Tribological Effects of 0.30% Titanium in NAB Alloy Post-Casting, Heat Treatment and Forging

Abstract

This study explores the effects of solution treatment, tempering, and forging on the microstructure and tribological properties of 0.30 % Ti-alloyed nickel–aluminum bronze. The modified NAB alloy exhibited a refined microstructure comprising a copper-rich α-phase, martensitic β-phase, and various intermetallic κ (kappa) phases. Titanium addition enhanced nucleation during solidification, reduced dendritic arm spacing, and promoted the formation of discrete κ phases, thereby improving grain refinement and phase uniformity. Notably, tempering the β-phase facilitated its partial decomposition into α and κ_III, with further precipitation of κ_IV and κ_II phases.
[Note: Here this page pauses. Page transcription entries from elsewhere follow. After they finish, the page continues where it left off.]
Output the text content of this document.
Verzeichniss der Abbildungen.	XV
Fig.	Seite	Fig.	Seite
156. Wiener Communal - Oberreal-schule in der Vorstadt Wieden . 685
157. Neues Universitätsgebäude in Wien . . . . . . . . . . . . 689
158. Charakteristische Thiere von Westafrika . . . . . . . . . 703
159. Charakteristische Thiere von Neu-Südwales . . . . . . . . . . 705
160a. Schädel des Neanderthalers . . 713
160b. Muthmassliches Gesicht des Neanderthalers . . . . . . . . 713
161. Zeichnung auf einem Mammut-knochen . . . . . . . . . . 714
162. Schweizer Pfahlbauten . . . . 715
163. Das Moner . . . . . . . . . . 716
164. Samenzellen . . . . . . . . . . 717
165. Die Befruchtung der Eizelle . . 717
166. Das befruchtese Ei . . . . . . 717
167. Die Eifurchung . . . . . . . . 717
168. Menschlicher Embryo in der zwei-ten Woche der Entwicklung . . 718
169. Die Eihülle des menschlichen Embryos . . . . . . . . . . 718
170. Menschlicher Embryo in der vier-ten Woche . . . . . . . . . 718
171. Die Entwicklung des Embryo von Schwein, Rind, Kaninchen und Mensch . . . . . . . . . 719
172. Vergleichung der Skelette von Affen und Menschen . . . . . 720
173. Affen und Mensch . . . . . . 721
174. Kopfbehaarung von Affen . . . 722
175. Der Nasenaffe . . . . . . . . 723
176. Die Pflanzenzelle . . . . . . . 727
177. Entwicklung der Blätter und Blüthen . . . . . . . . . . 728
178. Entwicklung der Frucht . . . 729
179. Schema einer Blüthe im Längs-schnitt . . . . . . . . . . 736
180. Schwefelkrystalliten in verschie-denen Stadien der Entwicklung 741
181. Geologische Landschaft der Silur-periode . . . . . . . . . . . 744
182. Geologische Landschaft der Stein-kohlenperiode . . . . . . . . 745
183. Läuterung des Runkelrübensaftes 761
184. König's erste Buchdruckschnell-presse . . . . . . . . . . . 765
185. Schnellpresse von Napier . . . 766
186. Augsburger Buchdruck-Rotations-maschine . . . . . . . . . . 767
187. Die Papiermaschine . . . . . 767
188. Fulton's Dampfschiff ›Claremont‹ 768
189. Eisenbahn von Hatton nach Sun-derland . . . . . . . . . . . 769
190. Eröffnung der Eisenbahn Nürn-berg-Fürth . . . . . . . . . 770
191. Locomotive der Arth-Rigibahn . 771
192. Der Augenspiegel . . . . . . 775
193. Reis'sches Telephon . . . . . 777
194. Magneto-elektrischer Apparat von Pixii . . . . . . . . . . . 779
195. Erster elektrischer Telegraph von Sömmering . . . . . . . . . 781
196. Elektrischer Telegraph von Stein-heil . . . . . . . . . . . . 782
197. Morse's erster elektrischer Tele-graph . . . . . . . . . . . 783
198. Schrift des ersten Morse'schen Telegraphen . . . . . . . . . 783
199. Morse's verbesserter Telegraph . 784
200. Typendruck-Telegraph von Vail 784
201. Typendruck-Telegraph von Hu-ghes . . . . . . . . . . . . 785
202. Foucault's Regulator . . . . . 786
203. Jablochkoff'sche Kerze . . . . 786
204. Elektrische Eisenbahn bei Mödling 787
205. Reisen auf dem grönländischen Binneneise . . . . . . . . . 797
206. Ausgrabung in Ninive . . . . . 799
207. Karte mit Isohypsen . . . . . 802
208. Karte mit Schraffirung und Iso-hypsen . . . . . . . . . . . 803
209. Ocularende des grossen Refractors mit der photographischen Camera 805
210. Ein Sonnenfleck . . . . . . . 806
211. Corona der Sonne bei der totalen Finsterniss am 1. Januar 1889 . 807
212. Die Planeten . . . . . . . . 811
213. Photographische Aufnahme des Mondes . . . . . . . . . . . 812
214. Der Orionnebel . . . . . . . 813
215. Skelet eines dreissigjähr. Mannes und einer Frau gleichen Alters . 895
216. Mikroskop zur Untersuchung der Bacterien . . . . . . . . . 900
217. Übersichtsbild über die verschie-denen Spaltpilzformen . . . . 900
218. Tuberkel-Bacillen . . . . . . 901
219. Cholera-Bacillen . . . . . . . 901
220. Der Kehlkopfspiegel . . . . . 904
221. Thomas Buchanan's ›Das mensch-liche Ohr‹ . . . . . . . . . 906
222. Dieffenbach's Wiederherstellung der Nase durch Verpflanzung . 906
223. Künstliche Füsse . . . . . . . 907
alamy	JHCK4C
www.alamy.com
Forging significantly altered the alloy's morphology, fragmenting dendritic arms into near-spherical forms and increasing the formation of secondary κ_IV phases while preserving the fundamental α, β, and κ phases. Hardness analysis revealed that Ti addition markedly improved hardness, with NAB-0.30 %Ti achieving 239.53 HB and 254.06 HB after heat treatment and forging, respectively. Enhanced hardness and improved wear resistance have been attributed to the presence of intermetallic κ phases, increased dislocation density, and grain refinement. Tribological testing confirmed that the forged NAB-0.30 %Ti alloy demonstrated the lowest friction coefficient (0.097), minimal weight loss (0.0035 g), and the best wear rate (1.17 × 10⁻⁸ g/N·m) over 10,000 meters of sliding distance. The findings highlight titanium’s role in refining microstructure and enhancing both hardness and tribological performance of NAB, making it a promising candidate for applications demanding superior wear resistance.